6. Seek cheaper options for medications whenever possible. Using generic versions of medication can help cut supply costs, which Ms. Borrayo says has made a huge difference to its supply expenditures and eventually its profit margins.

Charles Friedman, MD, an anesthesiologist at West Park Surgery Center in Pinellas County, Fla., says ASCs should also consider compounding pharmacies when purchasing pharmaceutical drugs. Although West Park works with vendors to purchase some of the drugs the ASC needs, it also visits compounding shops to find better deals on certain pharmaceutical drugs.

"To decrease the cost of pharmacy items, we may go to a compounding pharmacy," Dr. Friedman says. "The benefit of buying from a compounding pharmacy is that some of the drugs may be cheaper to purchase, but not all of their items will be. This way, we can get a few items from a compounding pharmacy that are cheaper, and some drugs that are not cheaper we'll get from our vendor."

7. Outsource billing services to save on overhead costs. Outsourcing is becoming a more popular option for cutting costs as ASCs seek different ways to save dollars spend on staffing hours and supplies. Billing is just one example of a service that ASCs can outsource as a way to cut work hours and supplies such as paper or even medical equipment.

"We use companies that supply implants and they actually do the billing directly with insurance companies, so instead of us absorbing the price of the implant — which is substantial — they do the billing and take care of all that," Ms. Borrayo says. "We get the prior authorization to make sure insurance companies can cover the costs, and it's a substantial savings because now our own staff doesn't have to do the billing."

8. Partner with a GPO aligned with your specific specialty. Laxmaiah Manchikanti, MD, medical director of the Pain Management Center of Paducah (Ky.) and Ambulatory Surgery Center in Paducah and Chairman of the Board and CEO of the American Society of Interventional Pain Physicians, says partnering with a GPO that is in-tune with the specific needs of a single-specialty ASC is a great cost-saving measure when ordering supplies. "We go through a GPO, which assures that we get very good prices, but it is best to have a GPO specific for interventional pain management surgery centers and pain management practices," he says. "Such a GPO was started by Lora Brown, an ASIPP board member, which may be helpful for many centers, including the smaller ones."

9. Use credit cards to accumulate awards. Administrator Linda Phillips, RN, of Southgate (Mich.) Surgery Center, says the ASC has started using a credit card to pay for supply orders because the center is able to accumulate points to exchange for rewards each time the credit card is used.

"We earn those points through the bank to get thing such as iPods and docking stations, for our physicians and staff because they like listening to music, and a mini-fridge," Ms.

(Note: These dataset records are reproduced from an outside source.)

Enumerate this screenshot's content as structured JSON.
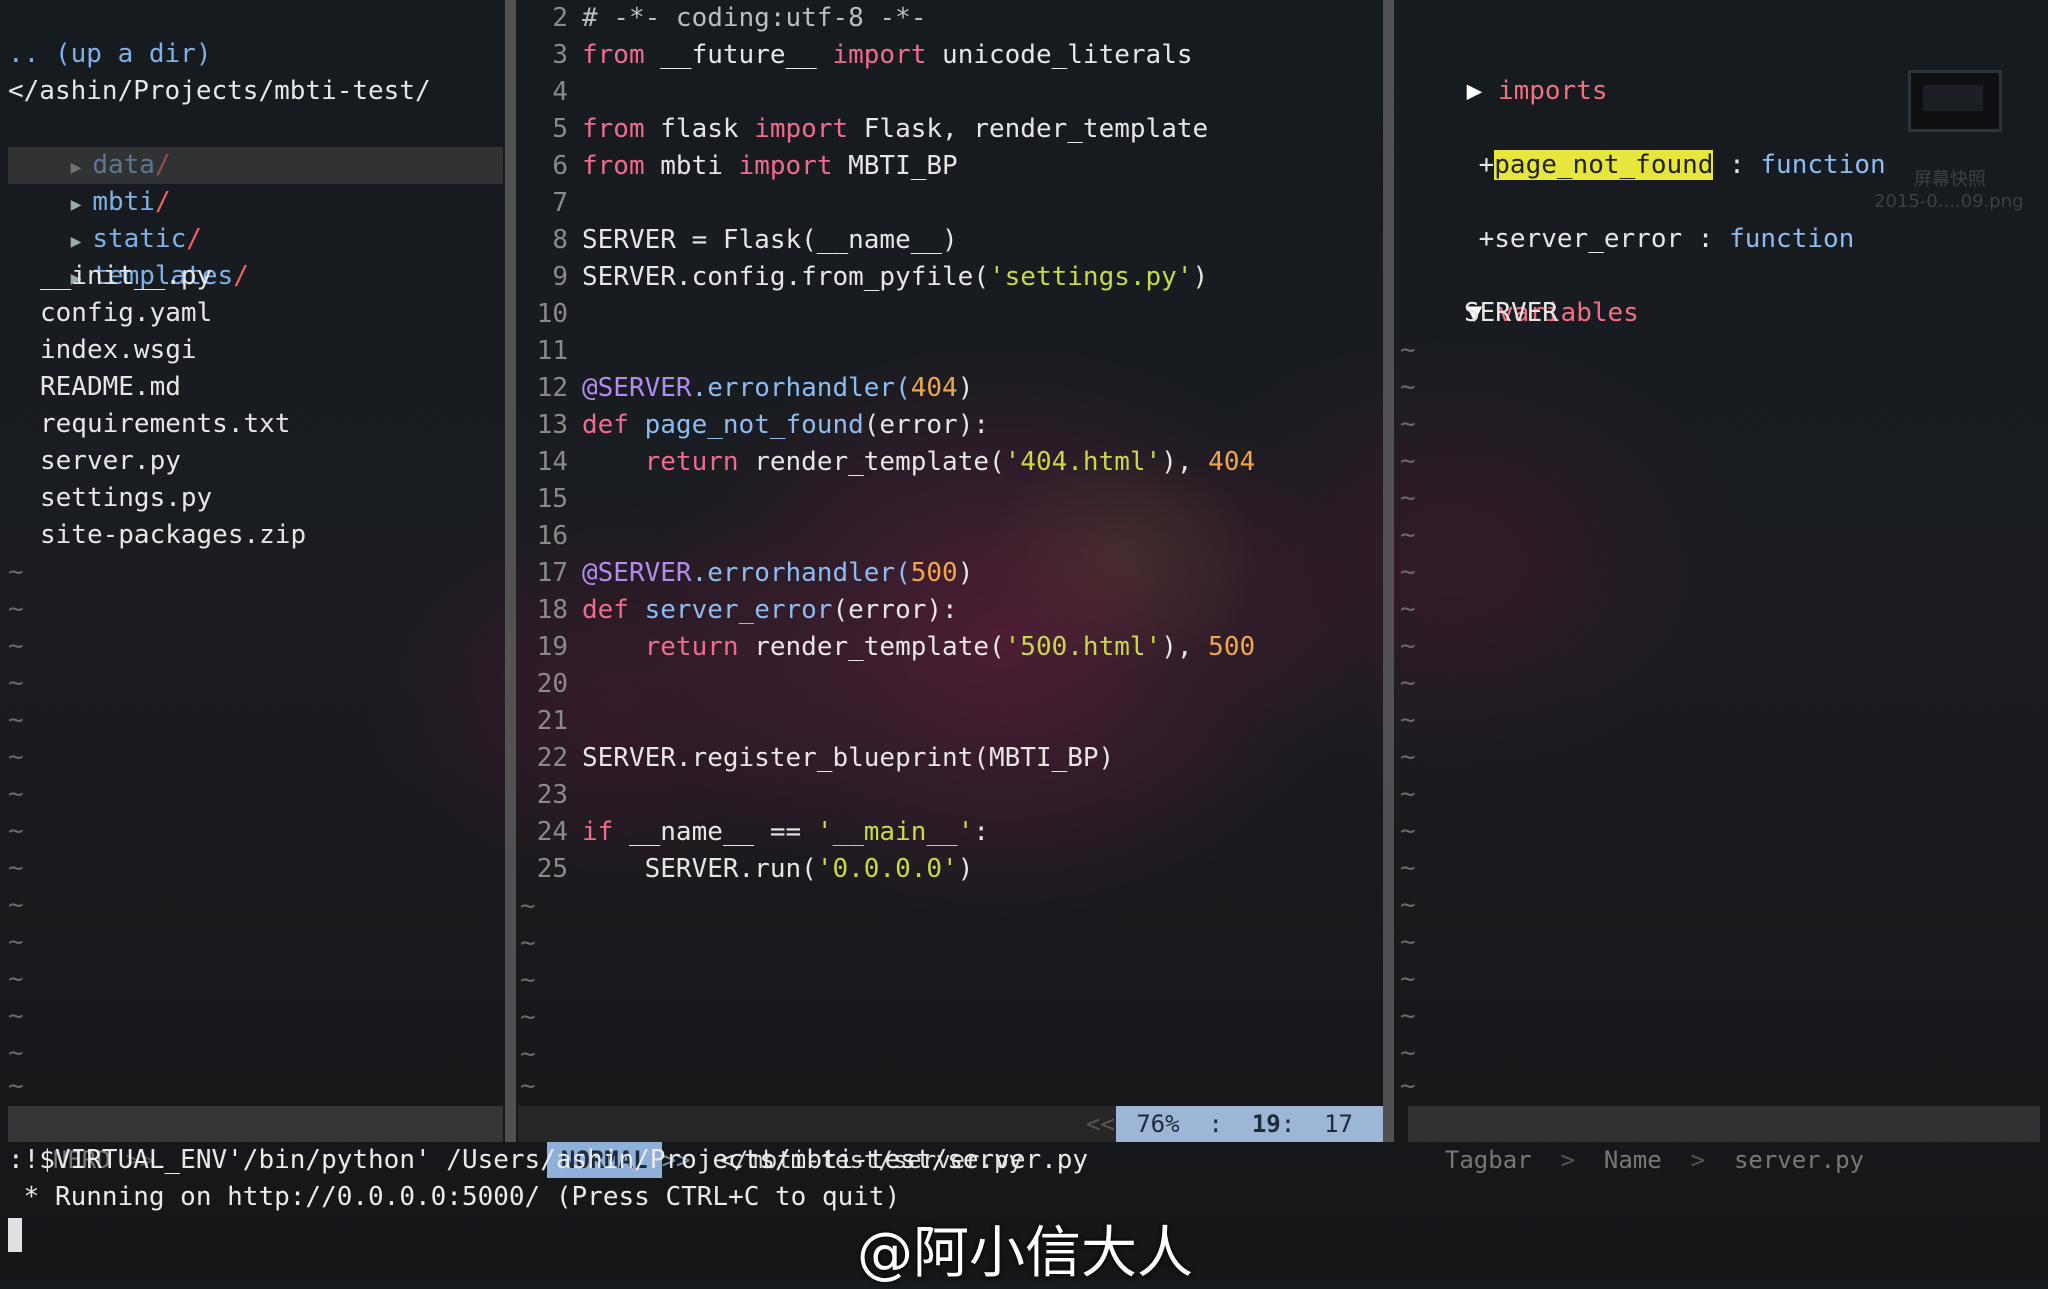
{
  "nerdtree": {
    "up_dir": ".. (up a dir)",
    "root": "</ashin/Projects/mbti-test/",
    "dirs": [
      {
        "name": "data",
        "slash": "/"
      },
      {
        "name": "mbti",
        "slash": "/"
      },
      {
        "name": "static",
        "slash": "/"
      },
      {
        "name": "templates",
        "slash": "/"
      }
    ],
    "files": [
      "__init__.py",
      "config.yaml",
      "index.wsgi",
      "README.md",
      "requirements.txt",
      "server.py",
      "settings.py",
      "site-packages.zip"
    ],
    "tilde": "~"
  },
  "editor": {
    "line_numbers": [
      "2",
      "3",
      "4",
      "5",
      "6",
      "7",
      "8",
      "9",
      "10",
      "11",
      "12",
      "13",
      "14",
      "15",
      "16",
      "17",
      "18",
      "19",
      "20",
      "21",
      "22",
      "23",
      "24",
      "25"
    ],
    "tilde": "~",
    "code": {
      "l2": "# -*- coding:utf-8 -*-",
      "l3a": "from",
      "l3b": " __future__ ",
      "l3c": "import",
      "l3d": " unicode_literals",
      "l5a": "from",
      "l5b": " flask ",
      "l5c": "import",
      "l5d": " Flask, render_template",
      "l6a": "from",
      "l6b": " mbti ",
      "l6c": "import",
      "l6d": " MBTI_BP",
      "l8": "SERVER = Flask(__name__)",
      "l9a": "SERVER.config.from_pyfile(",
      "l9b": "'settings.py'",
      "l9c": ")",
      "l12a": "@SERVER",
      "l12b": ".errorhandler(",
      "l12c": "404",
      "l12d": ")",
      "l13a": "def",
      "l13b": " page_not_found",
      "l13c": "(error):",
      "l14a": "    return",
      "l14b": " render_template(",
      "l14c": "'404.html'",
      "l14d": "), ",
      "l14e": "404",
      "l17a": "@SERVER",
      "l17b": ".errorhandler(",
      "l17c": "500",
      "l17d": ")",
      "l18a": "def",
      "l18b": " server_error",
      "l18c": "(error):",
      "l19a": "    return",
      "l19b": " render_template(",
      "l19c": "'500.html'",
      "l19d": "), ",
      "l19e": "500",
      "l22": "SERVER.register_blueprint(MBTI_BP)",
      "l24a": "if",
      "l24b": " __name__ == ",
      "l24c": "'__main__'",
      "l24d": ":",
      "l25a": "    SERVER.run(",
      "l25b": "'0.0.0.0'",
      "l25c": ")"
    }
  },
  "tagbar": {
    "imports_label": "imports",
    "fn1_prefix": "+",
    "fn1_name": "page_not_found",
    "fn1_sep": " : ",
    "fn1_type": "function",
    "fn2_prefix": "+",
    "fn2_name": "server_error",
    "fn2_sep": " : ",
    "fn2_type": "function",
    "variables_label": "variables",
    "var1": "SERVER",
    "tilde": "~"
  },
  "status": {
    "nerd": "NERD",
    "nerd_sep": ">>",
    "mode": "NORMAL",
    "mode_sep": ">>",
    "file": "</mbti-test/server.py",
    "left_sep": "<<",
    "right_arrow": "<",
    "percent": "76%",
    "colon": ":",
    "line": "19",
    "col": "17",
    "tagbar": "Tagbar",
    "tb_sep1": ">",
    "tb_name": "Name",
    "tb_sep2": ">",
    "tb_file": "server.py"
  },
  "command": {
    "line1": ":!$VIRTUAL_ENV'/bin/python' /Users/ashin/Projects/mbti-test/server.py",
    "line2": " * Running on http://0.0.0.0:5000/ (Press CTRL+C to quit)"
  },
  "desktop": {
    "icon_label1": "屏幕快照",
    "icon_label2": "2015-0....09.png"
  },
  "watermark": "@阿小信大人"
}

Phillips says. "By paying our supply bills by credit card, we are able to save money by buying things through these points. We immediately pay off the credit card with our checking account because you don't want to fall into the trap of paying interest. We really try hard to be creative in this economy."

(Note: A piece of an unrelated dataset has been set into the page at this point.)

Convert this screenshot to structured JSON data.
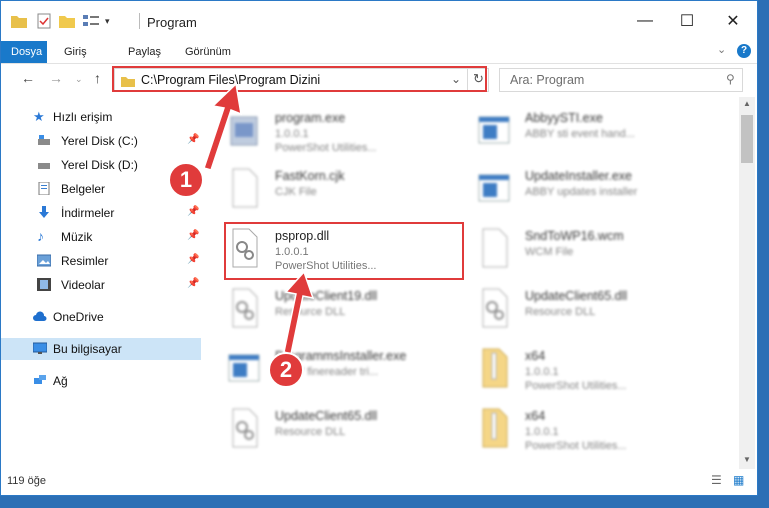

10. Streamline supply or equipment costs. Mike Kintner, service contracts manager at TriMedx, says there are various strategies ASCs can adopt to streamline supply costs, including consolidating equipment purchases, working to negotiate a warranty tailored to your advantage, standardizing equipment and more.

Mr. Kintner adds that most organizations don't look how much it costs over a piece of equipment's life span to support it and only look at the capital acquisition. "They have to actively manage service costs to understand that maybe an investment in equipment with higher capital would be better because its service costs over its life span will be lower than cheaper equipment," he says.